Cell C and MTN have signed an expanded roaming agreement which would see Cell C reduce its expenditure on building out its national infrastructure.
This new deal builds on the existing roaming agreement that the two mobile networks entered into in 2018, which provided 3G and 4G services to Cell C customers outside of main metros.
The new roaming agreement expands on this and extends Cell C’s 4G network coverage to 95% of the population.
Cell C customers will have access to over 12,500 sites, of which 90% are LTE-enabled.
“This is a pivotal step in Cell C’s turnaround strategy,” said Cell C CEO Douglas Craigie Stevenson.
“One of the key pillars of this turnaround is to implement a revised network strategy that enables Cell C to manage its network capacity requirements in a more cost-efficient and scalable manner.”
Cell C said that this agreement is in line with shifts in the global telecoms industry towards more cost-effective network strategies, adding that there are already local examples of this type of roaming agreement in South Africa.

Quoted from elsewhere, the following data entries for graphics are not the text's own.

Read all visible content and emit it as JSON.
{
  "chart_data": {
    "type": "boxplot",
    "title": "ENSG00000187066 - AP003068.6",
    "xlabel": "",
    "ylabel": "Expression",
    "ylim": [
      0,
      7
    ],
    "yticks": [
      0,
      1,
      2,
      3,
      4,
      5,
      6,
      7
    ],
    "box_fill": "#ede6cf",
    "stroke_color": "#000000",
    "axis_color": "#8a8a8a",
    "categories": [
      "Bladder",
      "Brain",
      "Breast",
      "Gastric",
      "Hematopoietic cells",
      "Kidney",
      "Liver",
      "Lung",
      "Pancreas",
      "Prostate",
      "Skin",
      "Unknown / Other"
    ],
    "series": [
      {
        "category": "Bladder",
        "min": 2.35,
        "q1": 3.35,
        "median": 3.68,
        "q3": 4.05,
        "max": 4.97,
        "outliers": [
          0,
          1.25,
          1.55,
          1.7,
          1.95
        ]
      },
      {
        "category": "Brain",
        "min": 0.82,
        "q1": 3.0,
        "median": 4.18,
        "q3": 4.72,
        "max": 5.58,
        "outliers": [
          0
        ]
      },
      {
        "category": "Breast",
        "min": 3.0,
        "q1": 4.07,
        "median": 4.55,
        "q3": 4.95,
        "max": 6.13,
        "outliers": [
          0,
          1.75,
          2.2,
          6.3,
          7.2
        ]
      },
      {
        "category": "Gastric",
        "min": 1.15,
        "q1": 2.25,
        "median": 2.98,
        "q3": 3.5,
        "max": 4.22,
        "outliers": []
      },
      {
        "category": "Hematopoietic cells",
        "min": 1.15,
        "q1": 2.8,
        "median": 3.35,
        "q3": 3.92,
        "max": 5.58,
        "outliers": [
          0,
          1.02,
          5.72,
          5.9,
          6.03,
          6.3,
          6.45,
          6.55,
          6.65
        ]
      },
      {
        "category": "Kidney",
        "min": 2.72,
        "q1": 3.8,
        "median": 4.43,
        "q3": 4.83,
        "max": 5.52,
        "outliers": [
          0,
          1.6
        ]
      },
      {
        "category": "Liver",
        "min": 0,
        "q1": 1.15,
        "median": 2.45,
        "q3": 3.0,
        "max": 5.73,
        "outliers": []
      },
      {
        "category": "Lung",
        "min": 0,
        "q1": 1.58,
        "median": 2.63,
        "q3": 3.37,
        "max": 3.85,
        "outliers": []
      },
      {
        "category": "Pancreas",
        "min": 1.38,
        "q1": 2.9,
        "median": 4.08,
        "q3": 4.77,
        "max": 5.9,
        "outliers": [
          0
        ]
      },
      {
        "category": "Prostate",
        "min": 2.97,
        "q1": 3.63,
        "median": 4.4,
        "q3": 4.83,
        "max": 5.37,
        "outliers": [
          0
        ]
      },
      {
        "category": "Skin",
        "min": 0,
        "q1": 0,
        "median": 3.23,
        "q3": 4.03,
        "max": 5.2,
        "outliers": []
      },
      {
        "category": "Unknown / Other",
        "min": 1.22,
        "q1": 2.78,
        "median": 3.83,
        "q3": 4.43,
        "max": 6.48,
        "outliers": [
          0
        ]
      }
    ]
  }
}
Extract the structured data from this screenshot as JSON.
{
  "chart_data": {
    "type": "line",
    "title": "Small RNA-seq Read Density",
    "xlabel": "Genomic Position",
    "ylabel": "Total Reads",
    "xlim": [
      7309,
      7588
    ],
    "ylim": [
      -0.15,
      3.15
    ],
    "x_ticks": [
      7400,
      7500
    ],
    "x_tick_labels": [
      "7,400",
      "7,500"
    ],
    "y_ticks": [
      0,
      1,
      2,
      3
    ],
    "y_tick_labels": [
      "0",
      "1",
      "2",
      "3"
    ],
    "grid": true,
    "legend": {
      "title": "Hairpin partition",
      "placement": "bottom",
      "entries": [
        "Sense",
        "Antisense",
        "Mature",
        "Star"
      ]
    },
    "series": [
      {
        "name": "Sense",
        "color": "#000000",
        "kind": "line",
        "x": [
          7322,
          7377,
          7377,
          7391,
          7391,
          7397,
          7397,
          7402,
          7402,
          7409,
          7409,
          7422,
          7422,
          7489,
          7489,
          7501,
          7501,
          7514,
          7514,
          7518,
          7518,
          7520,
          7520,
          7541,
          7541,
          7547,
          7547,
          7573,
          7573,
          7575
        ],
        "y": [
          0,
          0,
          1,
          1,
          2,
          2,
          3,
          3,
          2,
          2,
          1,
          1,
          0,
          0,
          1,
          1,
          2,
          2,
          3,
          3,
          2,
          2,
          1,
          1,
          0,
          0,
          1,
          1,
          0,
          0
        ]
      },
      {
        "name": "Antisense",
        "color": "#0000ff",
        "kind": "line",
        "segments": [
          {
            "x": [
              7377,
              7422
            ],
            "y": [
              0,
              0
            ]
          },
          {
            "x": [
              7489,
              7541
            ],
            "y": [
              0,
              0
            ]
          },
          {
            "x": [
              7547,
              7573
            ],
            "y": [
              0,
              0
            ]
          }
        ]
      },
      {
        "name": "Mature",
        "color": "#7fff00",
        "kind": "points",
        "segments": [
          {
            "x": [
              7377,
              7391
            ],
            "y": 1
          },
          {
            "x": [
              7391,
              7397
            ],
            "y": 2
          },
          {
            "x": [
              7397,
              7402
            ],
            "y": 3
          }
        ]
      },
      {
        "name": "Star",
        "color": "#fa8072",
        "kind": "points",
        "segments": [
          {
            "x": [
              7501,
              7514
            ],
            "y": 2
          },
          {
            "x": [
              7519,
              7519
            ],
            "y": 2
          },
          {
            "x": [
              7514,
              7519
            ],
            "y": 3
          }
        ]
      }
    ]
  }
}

“This roaming agreement is transformative for Cell C,” Craigie Stevenson said. “The company is no longer encumbered by the high costs of building a network footprint and we can focus our energy and efforts into developing innovative and disruptive service offerings that will be welcomed by data-hungry consumers.”
“This is a win-win all round as it has long-term benefits for the economy, the industry and ultimately consumers.”
The company said the new roaming agreement adheres to all applicable legal and regulatory requirements, adding that Cell C and MTN will maintain their spectrum and each party will use its own frequencies.
Cell C will retain its licences and control of its core network, transmission, billing system, and subscriber management.
The implementation of the expanded roaming agreement will commence in early 2020 and the transition is expected to take up to 36 months to complete.
Cell C turnaround strategy
Cell C CFO Zaf Mahomed said the company’s turnaround plan had been effective, with the business seeing incremental improvements to its bottom line since improving operational efficiencies.
“The management focus on retaining profitable customers and expenditure savings has generated meaningful positive cash flow improvement on a month on month basis,” Mahomed said.
“It is a good sign that we are doing the right things and are on the road to recovery.”